★実行環境の選択

In [35]:
# VSCodeの場合
# edi_flg = 1
# Googlre Colabの場合
edi_flg = 0

In [36]:
if edi_flg == 0:
  # GoogleColabにGitHubリポジトリをクローンする用
  %cd /content/My_Python_project

  from google.colab import auth
  auth.authenticate_user()
  !git clone https://github.com/keiseki-eng/My_Python_project
  !git pull origin main



/content/My_Python_project
fatal: destination path 'My_Python_project' already exists and is not an empty directory.
From https://github.com/keiseki-eng/My_Python_project
 * branch            main       -> FETCH_HEAD
Already up to date.


In [37]:
# import sys
# !{sys.executable} -m pip install ipykernel

In [38]:
if edi_flg == 0:
    !pip install japanize-matplotlib

import os
import sys
import yaml
import pandas as pd
import numpy as np
import lightgbm as lgb
from sklearn.model_selection import train_test_split
import shap
import matplotlib.pyplot as plt
from sklearn.datasets import make_classification
import japanize_matplotlib #日本語表示対応


# Notebook から src ディレクトリを追加
# sys.path.append(os.path.join(os.getcwd(), "src"))
sys.path.append("/home/keiseki/My_Python_project/src")

# これで src/preprocess/make_tag_features.py が import 可能
# from preprocess.make_tag_features import create_tag_features, extract_unique_tags



In [39]:
from google.colab import drive
drive.mount('/content/drive')

Drive already mounted at /content/drive; to attempt to forcibly remount, call drive.mount("/content/drive", force_remount=True).


In [40]:
import warnings
warnings.filterwarnings(
    "ignore",
    category=pd.errors.PerformanceWarning
)

## 01.config読み込み

In [41]:
# VSCode用
if edi_flg==1:
  conf_path = os.path.join( '../config/config.yaml')
  with open(conf_path, 'r') as f:
    config = yaml.safe_load(f)

# GoogleColab用
elif edi_flg==0:
  conf_path = "My_Python_project/config/config.yaml"
  with open(conf_path, "r") as f:
    config = yaml.safe_load(f)

In [42]:
# 定義した特徴量リストを読み込み
feature_list = config['FEATURE']['FEATURE_LIST']

In [43]:
# カテゴリカルカラムのリストを定義
categorical_cols = config['FEATURE']['CATEGORICAL_COLS']

## 02.データ読み込み

In [44]:
# VSCode用
if edi_flg==1:
# ドライブ内のファイルパスを指定
    train_path = '../20.Data/processed_train.pkl'
    df_train = pd.read_pickle(train_path)

# GoogleColab用
elif edi_flg==0:
    # GoogleDriveをマウントしてファイル読み込み準備
    from google.colab import drive
    drive.mount('/content/drive')
    # ドライブ内のファイルパスを指定
    train_path = '/content/drive/MyDrive/Colab Notebooks/不動産予測/processed_train.pkl'
    df_train = pd.read_pickle(train_path)

Drive already mounted at /content/drive; to attempt to forcibly remount, call drive.mount("/content/drive", force_remount=True).


In [45]:
# testデータの読み込み
# VSCode用
if edi_flg==1:
    test_path = '../20.Data/processed_test.pkl'
    df_test = pd.read_pickle(test_path)

# GoogleColab用
elif edi_flg==0:
    # ドライブ内のファイルパスを指定
    test_path = '/content/drive/MyDrive/Colab Notebooks/不動産予測/processed_test.pkl'
    df_test = pd.read_pickle(test_path)

## ★うまく行けば特徴量作成ファイル、configに反映！

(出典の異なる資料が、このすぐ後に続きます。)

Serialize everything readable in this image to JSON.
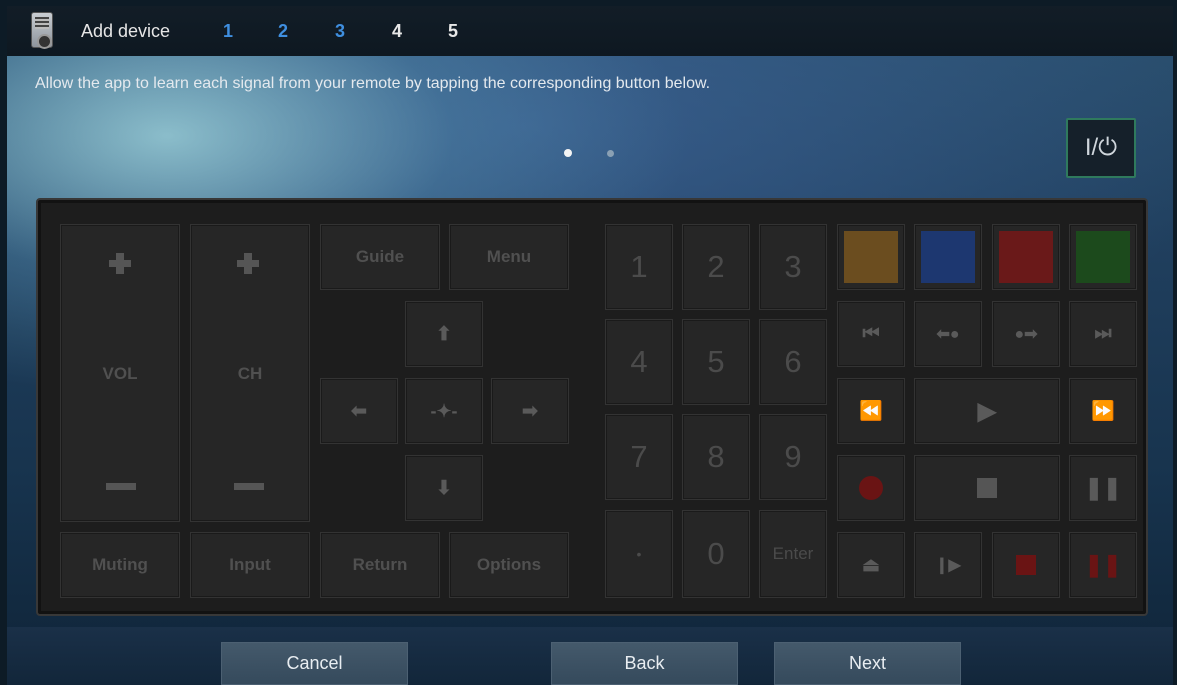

価格帯のような特徴量を作成

In [46]:
# ===============================
# 擬似 price_band 作成（リークなし）
# ===============================

def make_pseudo_price(df):
    score = (
        # 面積（最重要）
        0.55 * np.log1p(df["unit_area"])

        # 駅距離（近いほど高い）
        - 0.30 * np.log1p(df["walk_distance1"] + 1)

        # 築年数（新しいほど高い）
        - 0.20 * np.log1p(df["building_age"] + 1)

        # 間取り数（部屋数が多いほど高い）
        + 0.15 * np.log1p(df["room_count"] + 1)
    )

    # walk_distance2 が存在すれば軽く効かせる
    if "walk_distance2" in df.columns:
        score -= 0.10 * np.log1p(df["walk_distance2"] + 1)

    return score



In [47]:
# 擬似 price スコア
df_train["pseudo_price"] = make_pseudo_price(df_train)
df_test["pseudo_price"] = make_pseudo_price(df_test)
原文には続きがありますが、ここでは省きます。